例えば真言宗の阿闍梨になるには、師僧となる僧侶の元で得度と呼ばれる儀式を受け、戒律を授かり(受戒)、一定期間の修行をおこない(四度加行)、伝法灌頂を受けることになります。

阿闍梨の祈祷を受けることは可能?

比叡山延暦寺では、千日回峰行を終えた大阿闍梨による特別祈祷が実施されています。厄除けや家内安全、開運招福などの願いを護摩木に託し、大阿闍梨と一緒にお祈りするのが一般的な流れです。祈祷の後には、護符や護摩の炭をもらえます。
参加を希望する場合は、公式サイトなどで特別祈祷の日時を確認し、比叡山延暦寺の受付で申し込みをおこなってください。大阿闍梨の間近に座れる特別席は、予約が必要です。高い徳を積んだ僧侶の近くで祈りを捧げることのできる機会は滅多にないため、チャンスがある場合は参加を検討してみると良いかもしれません。

京都の和菓子、阿闍梨餅とは?

阿闍梨餅は、大正12年に京都の和菓子店で生まれた銘菓です。阿闍梨が厳しい修行中餅で飢えを乗り越えたことが名前の由来。形は、比叡山で千日回峰行に励む阿闍梨が頭にかぶった笠をモチーフにした円錐型です。
餅粉などを使った薄くもっちりとした皮に、丹波産の大納言小豆を炊いた甘さ控えめの粒あんを挟んだ半生菓子です。京都の銘菓として知られているので、この地を訪れた際のお土産にも適しています。

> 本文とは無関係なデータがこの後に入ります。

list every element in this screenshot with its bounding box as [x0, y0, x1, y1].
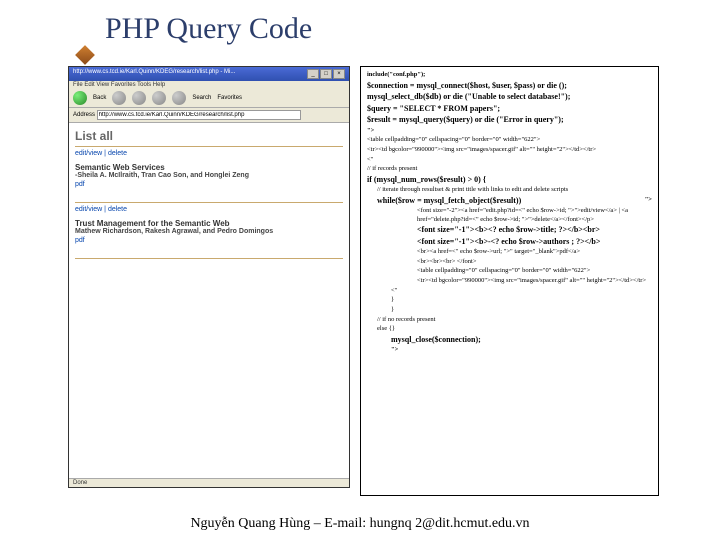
titlebar-text: http://www.cs.tcd.ie/Karl.Quinn/KDEG/res…: [73, 69, 235, 79]
code-line: ">: [367, 127, 652, 135]
code-line: else {}: [367, 325, 652, 333]
code-line: <": [367, 156, 652, 164]
pdf-link-2[interactable]: pdf: [75, 237, 343, 244]
edit-view-link-2[interactable]: edit/view | delete: [75, 206, 343, 213]
back-icon[interactable]: [73, 91, 87, 105]
page-heading: List all: [75, 129, 343, 143]
code-line: <table cellpadding="0" cellspacing="0" b…: [367, 136, 652, 144]
code-line: if (mysql_num_rows($result) > 0) {: [367, 175, 652, 185]
code-line: <br><a href=<" echo $row->url; ">" targe…: [367, 248, 652, 256]
divider: [75, 146, 343, 147]
refresh-icon[interactable]: [152, 91, 166, 105]
code-line: <tr><td bgcolor="990000"><img src="image…: [367, 277, 652, 285]
code-line: <font size="-1"><b>-<? echo $row->author…: [367, 237, 652, 247]
status-text: Done: [73, 480, 87, 486]
code-line: <table cellpadding="0" cellspacing="0" b…: [367, 267, 652, 275]
code-line: <": [367, 287, 652, 295]
code-line: mysql_close($connection);: [367, 335, 652, 345]
code-line: <tr><td bgcolor="990000"><img src="image…: [367, 146, 652, 154]
divider: [75, 202, 343, 203]
code-line: $query = "SELECT * FROM papers";: [367, 104, 652, 114]
minimize-icon[interactable]: _: [307, 69, 319, 79]
code-line: <br><br><br> </font>: [367, 258, 652, 266]
code-line: include("conf.php");: [367, 71, 652, 79]
paper-authors-1: -Sheila A. McIlraith, Tran Cao Son, and …: [75, 172, 343, 179]
code-line: $connection = mysql_connect($host, $user…: [367, 81, 652, 91]
browser-titlebar: http://www.cs.tcd.ie/Karl.Quinn/KDEG/res…: [69, 67, 349, 81]
search-label[interactable]: Search: [192, 95, 211, 101]
toolbar: Back Search Favorites: [69, 89, 349, 108]
forward-icon[interactable]: [112, 91, 126, 105]
menubar[interactable]: File Edit View Favorites Tools Help: [69, 81, 349, 89]
home-icon[interactable]: [172, 91, 186, 105]
address-label: Address: [73, 112, 95, 118]
code-line: // iterate through resultset & print tit…: [367, 186, 652, 194]
paper-title-1: Semantic Web Services: [75, 163, 343, 172]
code-line: ">: [367, 346, 652, 354]
paper-authors-2: Mathew Richardson, Rakesh Agrawal, and P…: [75, 228, 343, 235]
code-box: include("conf.php"); $connection = mysql…: [360, 66, 659, 496]
code-line: $result = mysql_query($query) or die ("E…: [367, 115, 652, 125]
paper-title-2: Trust Management for the Semantic Web: [75, 219, 343, 228]
pdf-link-1[interactable]: pdf: [75, 181, 343, 188]
browser-window: http://www.cs.tcd.ie/Karl.Quinn/KDEG/res…: [68, 66, 350, 488]
divider: [75, 258, 343, 259]
maximize-icon[interactable]: □: [320, 69, 332, 79]
code-line: while($row = mysql_fetch_object($result)…: [377, 196, 521, 206]
status-bar: Done: [69, 478, 349, 487]
code-line: // if no records present: [367, 316, 652, 324]
page-content: List all edit/view | delete Semantic Web…: [69, 123, 349, 268]
code-line: }: [367, 296, 652, 304]
slide-footer: Nguyễn Quang Hùng – E-mail: hungnq 2@dit…: [0, 516, 720, 532]
slide-title: PHP Query Code: [105, 12, 312, 46]
edit-view-link-1[interactable]: edit/view | delete: [75, 150, 343, 157]
code-line: <font size="-1"><b><? echo $row->title; …: [367, 225, 652, 235]
code-line: // if records present: [367, 165, 652, 173]
favorites-label[interactable]: Favorites: [217, 95, 242, 101]
address-bar: Address: [69, 108, 349, 123]
url-input[interactable]: [97, 110, 301, 120]
stop-icon[interactable]: [132, 91, 146, 105]
back-label[interactable]: Back: [93, 95, 106, 101]
code-line: ">: [645, 196, 652, 206]
code-line: mysql_select_db($db) or die ("Unable to …: [367, 92, 652, 102]
close-icon[interactable]: ×: [333, 69, 345, 79]
window-controls: _□×: [306, 69, 345, 79]
code-while-row: while($row = mysql_fetch_object($result)…: [367, 196, 652, 206]
code-line: }: [367, 306, 652, 314]
code-line: <font size="-2"><a href="edit.php?id=<" …: [367, 207, 652, 223]
bullet-decor: [75, 45, 95, 65]
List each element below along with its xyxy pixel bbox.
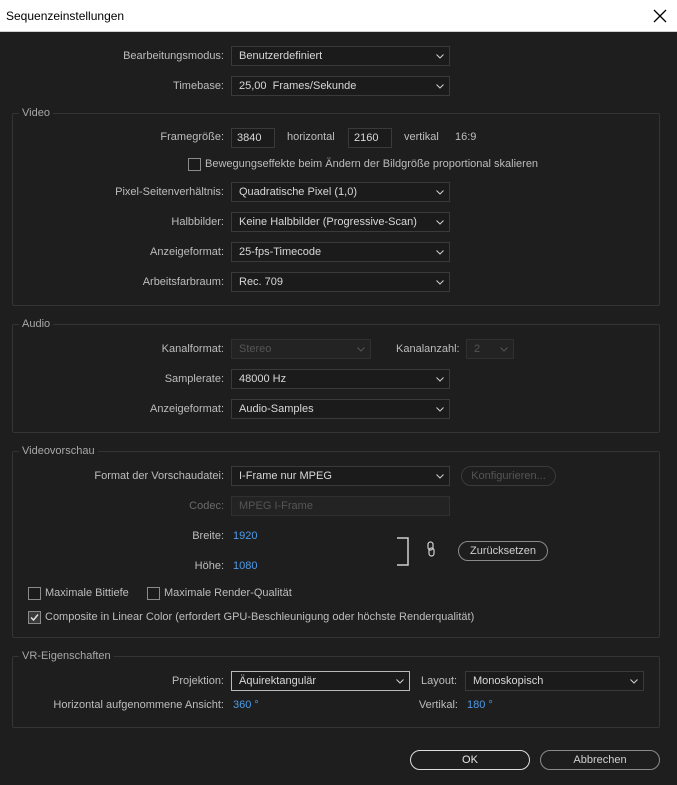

さまざまな知識の習得と修行をおこなった僧侶が阿闍梨になれる

阿闍梨とは、仏教では位の高い僧侶、密教では僧侶の資格を持つ者を指し、伝法灌頂を受けた者が得られる僧侶の資格です。また、修行だけでなく五明と呼ばれる分野に精通していることも、阿闍梨の根本要素とされています。さらに高みを目指す僧侶は、より厳しい修行に励み、大阿闍梨となる場合も。大阿闍梨に葬儀に来ていただくことはなかなかありませんが、特別祈祷や講演会などがある場合は、貴重な機会なので参加してみてはいかがでしょうか。